Oberbürgermeister Dr. Stephan Keller: "Mit dem Heine-Preis ehrt die Landeshauptstadt Düsseldorf Persönlichkeiten, die ganz im Sinne Heinrich Heines sozialen und politischen Fortschritt fördern und zur Völkerverständigung beitragen. Der israelische Autor und Friedensaktivist David Grossman setzt sich seit Jahrzehnten unermüdlich mit seiner Prosa, seinen Reden und seinen Essays für den Dialog, für die Toleranz und so für die Aussöhnung und den Frieden zwischen den Völkern ein. Ich danke der Jury des Heine-Preises für ihre Entscheidung und ihr Engagement. Und freue mich den Heine-Preis 2024 an David Grossman verleihen zu dürfen."

Im Sinne Heines, trete Grossman für die Zusammengehörigkeit aller Menschen ein und setze auf die verbindene Kraft der Literatur, so die Heine-Jury unter anderem in ihrer Begründung. Der Preisträger David Grossman: "Es gibt keine größere Freude, als Stereotypen aufzulösen."

Im Anschluss an das Pressegespräch trug sich David Grossman im Jan-Wellem-Saal des Düsseldorfer Rathauses in das Goldene Buch der Landeshauptstadt ein.

Der Heine-Preis 2024
Der Heine-Preis ist mit 50.000 Euro dotiert und wird durch die vom Rat der Landeshauptstadt Düsseldorf eingesetzte Jury "an Persönlichkeiten verliehen, die durch ihr geistiges Schaffen im Sinne der Grundrechte des Menschen, für die sich Heinrich Heine eingesetzt hat, den sozialen und politischen Fortschritt fördern, der Völkerverständigung dienen oder die Erkenntnis von der Zusammengehörigkeit aller Menschen verbreiten".

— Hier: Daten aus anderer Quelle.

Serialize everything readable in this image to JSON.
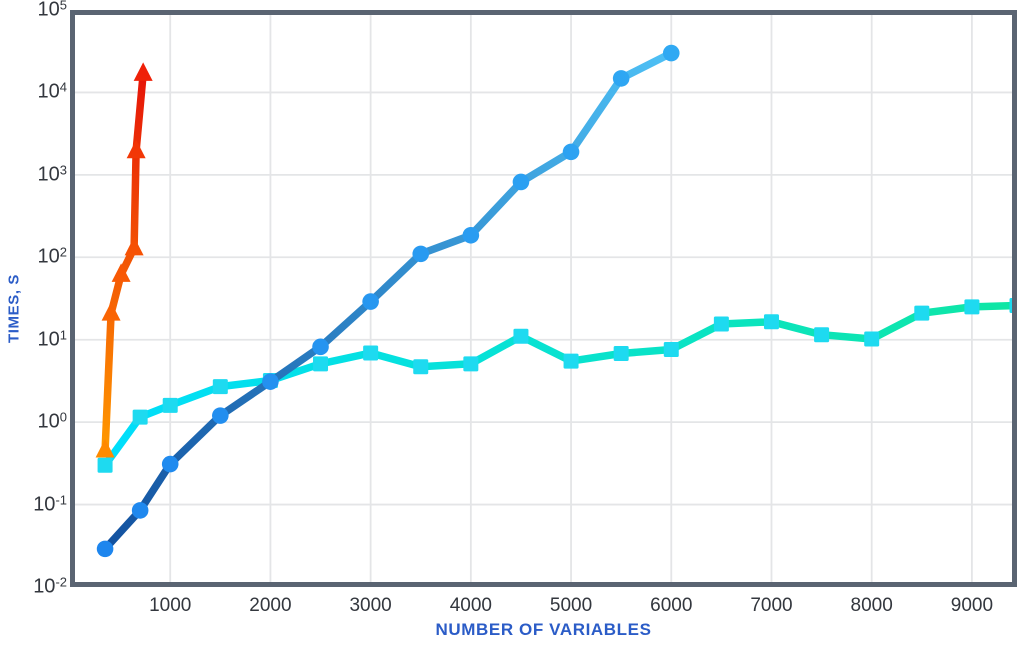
{
  "chart_data": {
    "type": "line",
    "title": "",
    "xlabel": "NUMBER OF VARIABLES",
    "ylabel": "TIMES, S",
    "x_range": [
      0,
      9450
    ],
    "y_log_range": [
      -2,
      5
    ],
    "grid": true,
    "legend": "none",
    "x_ticks": [
      1000,
      2000,
      3000,
      4000,
      5000,
      6000,
      7000,
      8000,
      9000
    ],
    "y_tick_base": "10",
    "y_tick_exponents": [
      5,
      4,
      3,
      2,
      1,
      0,
      -1,
      -2
    ],
    "axis_title_color": "#2b5cc7",
    "tick_label_color": "#33373e",
    "frame_color": "#5a6472",
    "gridline_color": "#e4e5e7",
    "series": [
      {
        "name": "cyan-flat-series",
        "marker": "square",
        "line_color_start": "#00defc",
        "line_color_end": "#0fe6a4",
        "marker_color_start": "#1edaf0",
        "marker_color_end": "#1edaf0",
        "x": [
          350,
          700,
          1000,
          1500,
          2000,
          2500,
          3000,
          3500,
          4000,
          4500,
          5000,
          5500,
          6000,
          6500,
          7000,
          7500,
          8000,
          8500,
          9000,
          9450
        ],
        "y": [
          0.3,
          1.15,
          1.6,
          2.7,
          3.2,
          5.1,
          6.9,
          4.7,
          5.1,
          11,
          5.5,
          6.8,
          7.6,
          15.5,
          16.5,
          11.5,
          10.2,
          21,
          25,
          26
        ]
      },
      {
        "name": "blue-growing-series",
        "marker": "circle",
        "line_color_start": "#12519f",
        "line_color_end": "#4ec0f5",
        "marker_color_start": "#1e86ee",
        "marker_color_end": "#30a9f3",
        "x": [
          350,
          700,
          1000,
          1500,
          2000,
          2500,
          3000,
          3500,
          4000,
          4500,
          5000,
          5500,
          6000
        ],
        "y": [
          0.029,
          0.085,
          0.31,
          1.2,
          3.1,
          8.2,
          29,
          110,
          185,
          820,
          1900,
          14800,
          30000
        ]
      },
      {
        "name": "red-steep-series",
        "marker": "triangle",
        "line_color_start": "#ff9800",
        "line_color_end": "#e61408",
        "marker_color_start": "#ff8a00",
        "marker_color_end": "#ef2008",
        "x": [
          350,
          410,
          510,
          640,
          660,
          730
        ],
        "y": [
          0.46,
          21,
          62,
          130,
          1960,
          17000
        ]
      }
    ]
  }
}
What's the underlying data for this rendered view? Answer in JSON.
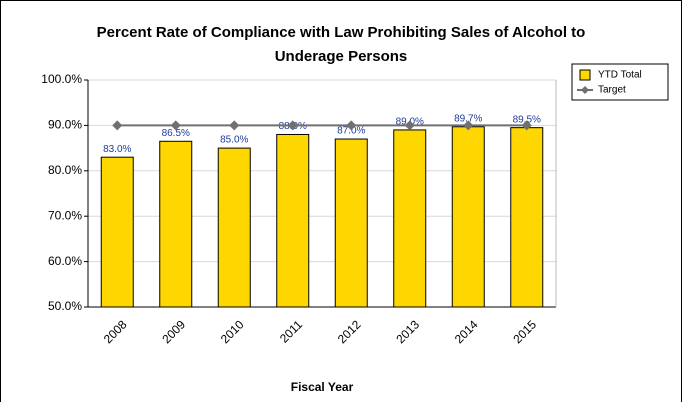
{
  "chart_data": {
    "type": "bar",
    "title": "Percent Rate of Compliance with Law Prohibiting Sales of Alcohol to Underage Persons",
    "x_label": "Fiscal Year",
    "categories": [
      "2008",
      "2009",
      "2010",
      "2011",
      "2012",
      "2013",
      "2014",
      "2015"
    ],
    "series": [
      {
        "name": "YTD Total",
        "type": "bar",
        "color": "#ffd700",
        "values": [
          83.0,
          86.5,
          85.0,
          88.0,
          87.0,
          89.0,
          89.7,
          89.5
        ],
        "value_labels": [
          "83.0%",
          "86.5%",
          "85.0%",
          "88.0%",
          "87.0%",
          "89.0%",
          "89.7%",
          "89.5%"
        ]
      },
      {
        "name": "Target",
        "type": "line",
        "color": "#707070",
        "values": [
          90,
          90,
          90,
          90,
          90,
          90,
          90,
          90
        ]
      }
    ],
    "ylim": [
      50,
      100
    ],
    "yticks": [
      {
        "value": 50,
        "label": "50.0%"
      },
      {
        "value": 60,
        "label": "60.0%"
      },
      {
        "value": 70,
        "label": "70.0%"
      },
      {
        "value": 80,
        "label": "80.0%"
      },
      {
        "value": 90,
        "label": "90.0%"
      },
      {
        "value": 100,
        "label": "100.0%"
      }
    ],
    "grid": true,
    "legend": "right"
  }
}
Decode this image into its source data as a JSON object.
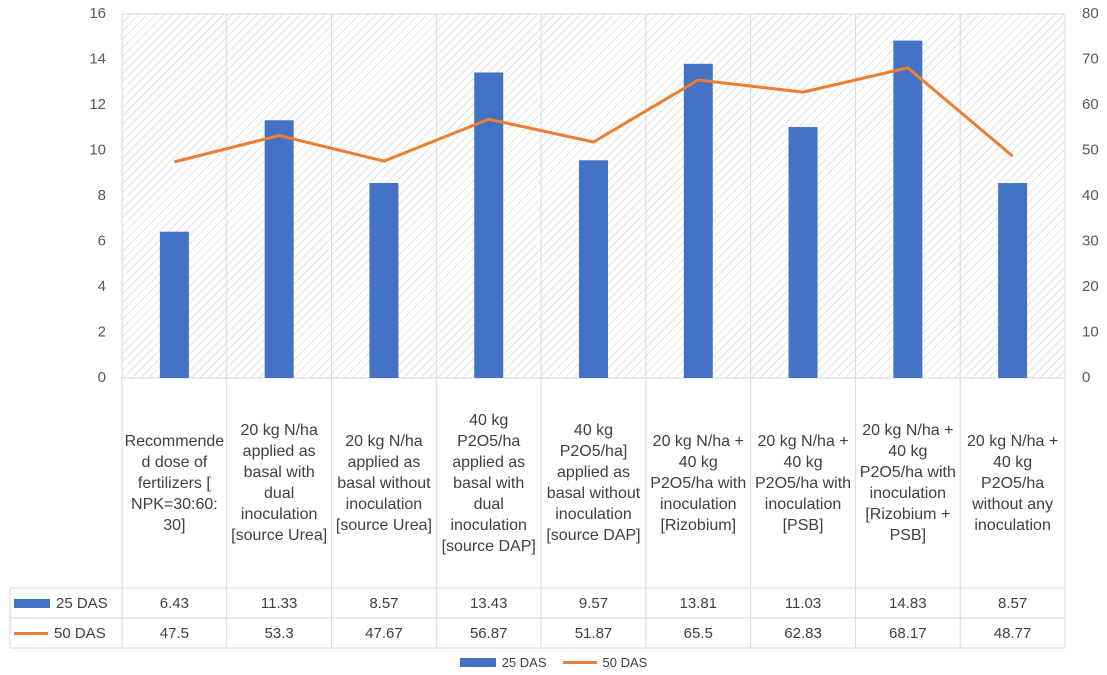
{
  "chart_data": {
    "type": "bar_line",
    "categories": [
      "Recommended dose of fertilizers [ NPK=30:60: 30]",
      "20 kg N/ha applied as basal with dual inoculation [source Urea]",
      "20 kg N/ha applied as basal without inoculation [source Urea]",
      "40 kg P2O5/ha applied as basal with dual inoculation [source DAP]",
      "40 kg P2O5/ha] applied as basal without inoculation [source DAP]",
      "20 kg N/ha + 40 kg P2O5/ha with inoculation [Rizobium]",
      "20 kg N/ha + 40 kg P2O5/ha with inoculation [PSB]",
      "20 kg N/ha + 40 kg P2O5/ha with inoculation [Rizobium + PSB]",
      "20 kg N/ha + 40 kg P2O5/ha without any inoculation"
    ],
    "series": [
      {
        "name": "25 DAS",
        "color": "#4472c4",
        "type": "bar",
        "values": [
          6.43,
          11.33,
          8.57,
          13.43,
          9.57,
          13.81,
          11.03,
          14.83,
          8.57
        ]
      },
      {
        "name": "50 DAS",
        "color": "#ed7d31",
        "type": "line",
        "axis": "y2",
        "values": [
          47.5,
          53.3,
          47.67,
          56.87,
          51.87,
          65.5,
          62.83,
          68.17,
          48.77
        ]
      }
    ],
    "ylim": [
      0,
      16
    ],
    "yticks": [
      0,
      2,
      4,
      6,
      8,
      10,
      12,
      14,
      16
    ],
    "y2lim": [
      0,
      80
    ],
    "y2ticks": [
      0,
      10,
      20,
      30,
      40,
      50,
      60,
      70,
      80
    ],
    "grid": false,
    "legend": "bottom"
  }
}
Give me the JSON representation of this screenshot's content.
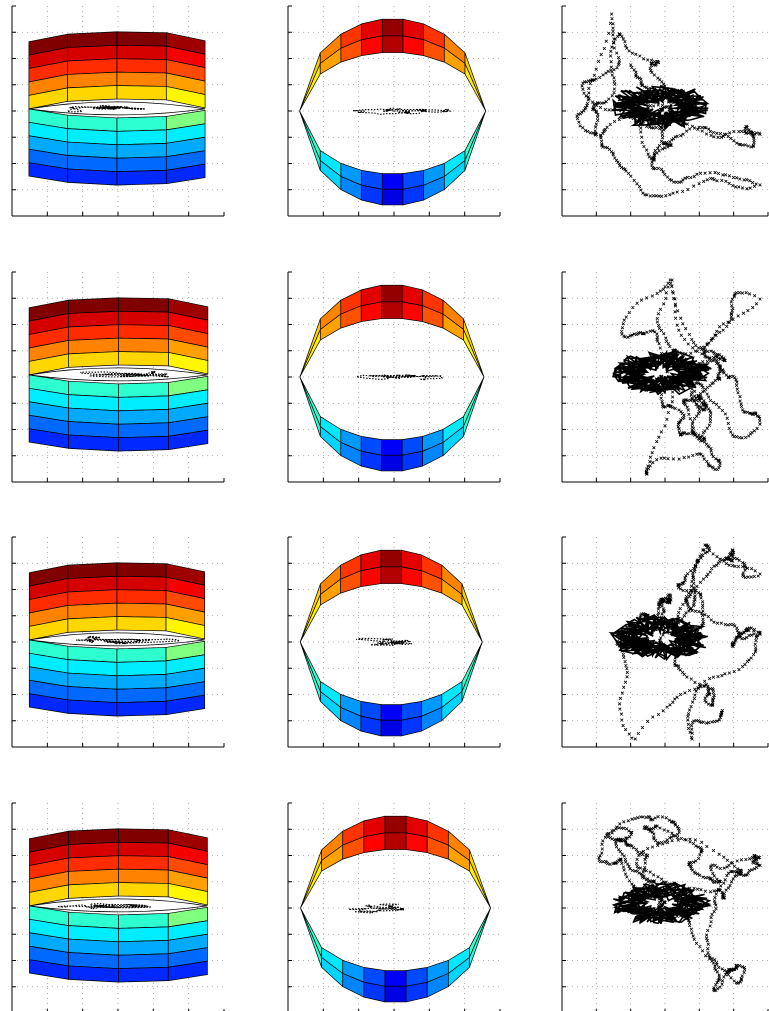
{
  "figure": {
    "rows": 4,
    "cols": 3,
    "colormap": "jet",
    "grid": true,
    "grid_style": "dotted",
    "tick_labels_visible": false
  },
  "chart_data": [
    {
      "row": 1,
      "col": 1,
      "type": "surface",
      "view": "side",
      "shape": "octagonal-band",
      "colormap": "jet",
      "grid": true,
      "overlay": "trajectory"
    },
    {
      "row": 1,
      "col": 2,
      "type": "surface",
      "view": "side",
      "shape": "lens-band",
      "colormap": "jet",
      "grid": true,
      "overlay": "trajectory"
    },
    {
      "row": 1,
      "col": 3,
      "type": "scatter",
      "marker": "x",
      "color": "#000000",
      "grid": true,
      "title": "",
      "xlabel": "",
      "ylabel": ""
    },
    {
      "row": 2,
      "col": 1,
      "type": "surface",
      "view": "side",
      "shape": "octagonal-band",
      "colormap": "jet",
      "grid": true,
      "overlay": "trajectory"
    },
    {
      "row": 2,
      "col": 2,
      "type": "surface",
      "view": "side",
      "shape": "lens-band",
      "colormap": "jet",
      "grid": true,
      "overlay": "trajectory"
    },
    {
      "row": 2,
      "col": 3,
      "type": "scatter",
      "marker": "x",
      "color": "#000000",
      "grid": true,
      "title": "",
      "xlabel": "",
      "ylabel": ""
    },
    {
      "row": 3,
      "col": 1,
      "type": "surface",
      "view": "side",
      "shape": "octagonal-band",
      "colormap": "jet",
      "grid": true,
      "overlay": "trajectory"
    },
    {
      "row": 3,
      "col": 2,
      "type": "surface",
      "view": "side",
      "shape": "lens-band",
      "colormap": "jet",
      "grid": true,
      "overlay": "trajectory"
    },
    {
      "row": 3,
      "col": 3,
      "type": "scatter",
      "marker": "x",
      "color": "#000000",
      "grid": true,
      "title": "",
      "xlabel": "",
      "ylabel": ""
    },
    {
      "row": 4,
      "col": 1,
      "type": "surface",
      "view": "side",
      "shape": "octagonal-band",
      "colormap": "jet",
      "grid": true,
      "overlay": "trajectory"
    },
    {
      "row": 4,
      "col": 2,
      "type": "surface",
      "view": "side",
      "shape": "lens-band",
      "colormap": "jet",
      "grid": true,
      "overlay": "trajectory"
    },
    {
      "row": 4,
      "col": 3,
      "type": "scatter",
      "marker": "x",
      "color": "#000000",
      "grid": true,
      "title": "",
      "xlabel": "",
      "ylabel": ""
    }
  ]
}
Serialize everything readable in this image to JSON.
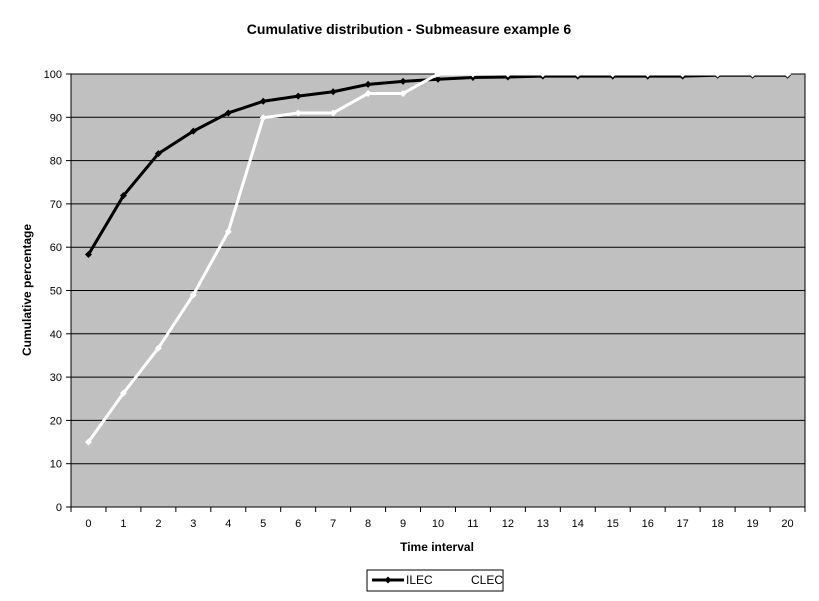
{
  "chart_data": {
    "type": "line",
    "title": "Cumulative distribution - Submeasure example 6",
    "xlabel": "Time interval",
    "ylabel": "Cumulative percentage",
    "categories": [
      "0",
      "1",
      "2",
      "3",
      "4",
      "5",
      "6",
      "7",
      "8",
      "9",
      "10",
      "11",
      "12",
      "13",
      "14",
      "15",
      "16",
      "17",
      "18",
      "19",
      "20"
    ],
    "ylim": [
      0,
      100
    ],
    "yticks": [
      "0",
      "10",
      "20",
      "30",
      "40",
      "50",
      "60",
      "70",
      "80",
      "90",
      "100"
    ],
    "grid": true,
    "legend_position": "bottom",
    "plot_background": "#c0c0c0",
    "series": [
      {
        "name": "ILEC",
        "color": "#000000",
        "values": [
          58.3,
          71.9,
          81.6,
          86.8,
          91.0,
          93.7,
          94.9,
          95.9,
          97.6,
          98.3,
          98.8,
          99.2,
          99.3,
          99.5,
          99.5,
          99.5,
          99.5,
          99.5,
          99.7,
          99.7,
          99.7
        ]
      },
      {
        "name": "CLEC",
        "color": "#ffffff",
        "values": [
          15.0,
          26.3,
          36.7,
          49.0,
          63.6,
          89.9,
          91.0,
          91.0,
          95.5,
          95.5,
          100,
          100,
          100,
          100,
          100,
          100,
          100,
          100,
          100,
          100,
          100
        ]
      }
    ]
  }
}
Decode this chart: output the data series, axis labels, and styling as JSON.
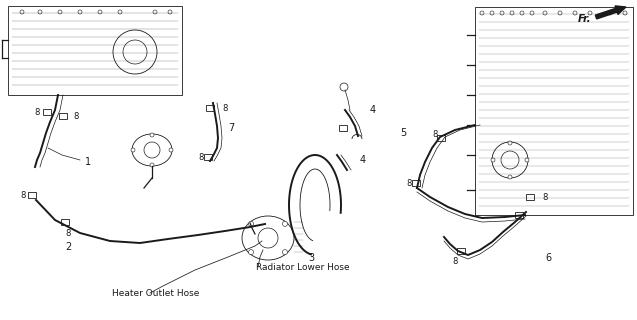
{
  "bg_color": "#ffffff",
  "line_color": "#1a1a1a",
  "labels": {
    "heater_outlet": "Heater Outlet Hose",
    "radiator_lower": "Radiator Lower Hose",
    "fr": "Fr."
  },
  "fig_width": 6.37,
  "fig_height": 3.2,
  "dpi": 100
}
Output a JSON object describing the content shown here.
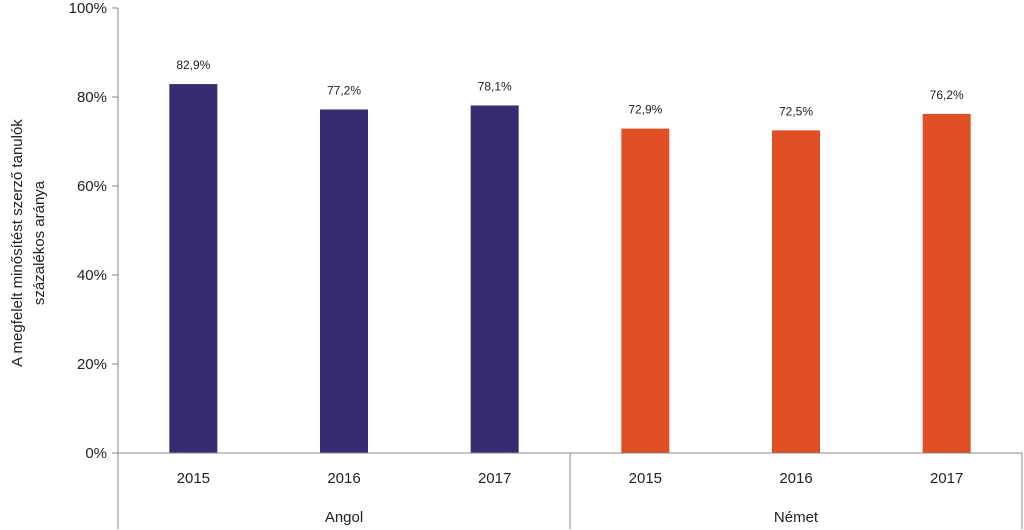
{
  "chart_data": {
    "type": "bar",
    "ylabel_lines": [
      "A megfelelt minősítést szerző tanulók",
      "százalékos aránya"
    ],
    "ylim": [
      0,
      100
    ],
    "yticks": [
      0,
      20,
      40,
      60,
      80,
      100
    ],
    "ytick_labels": [
      "0%",
      "20%",
      "40%",
      "60%",
      "80%",
      "100%"
    ],
    "grid": false,
    "groups": [
      {
        "label": "Angol",
        "color": "#352c71",
        "categories": [
          "2015",
          "2016",
          "2017"
        ],
        "values": [
          82.9,
          77.2,
          78.1
        ],
        "value_labels": [
          "82,9%",
          "77,2%",
          "78,1%"
        ]
      },
      {
        "label": "Német",
        "color": "#e04e23",
        "categories": [
          "2015",
          "2016",
          "2017"
        ],
        "values": [
          72.9,
          72.5,
          76.2
        ],
        "value_labels": [
          "72,9%",
          "72,5%",
          "76,2%"
        ]
      }
    ]
  }
}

Die Jury begründet ihr Votum 2024 wie folgt: "Den Heine-Preis der Landeshauptstadt Düsseldorf 2024 erhält David Grossman, eine der bedeutendsten Stimmen der Gegenwartsliteratur. Seine Prosa ist durchdrungen vom tiefen Verständnis und empathischer Nähe zu den Menschen mit ihren unauflöslich erscheinenden Konflikten. Ganz im Sinne Heinrich Heines tritt er klarsichtig für die Zusammengehörigkeit aller Menschen ein und setzt auf die verbindende Kraft der Literatur. In seinen intellektuell bestechenden, differenzierten Reden und Essays wirbt er unaufhörlich für Frieden und Aussöhnung im Nahen Osten. Er wird nicht müde, der Menschlichkeit eine Stimme zu geben."


Preisträger David Grossman - Vita
David Grossman wurde am 25. Januar 1954 in Jerusalem geboren. Schon mit zehn Jahren wurde Grossman als Hörspielsprecher engagiert. 1971-1975 diente er in der israelischen Armee. In diese Zeit fielen der Jom-Kippur-Krieg (Oktober 1973), der vierte arabisch-israelische Krieg im Rahmen des Nahostkonflikts seit der Staatsgründung Israels (1948). Grossman studierte danach Philosophie und Theaterwissenschaft an der Hebräischen Universität Jerusalem und schloss sein Studium 1979 mit dem Bachelor ab.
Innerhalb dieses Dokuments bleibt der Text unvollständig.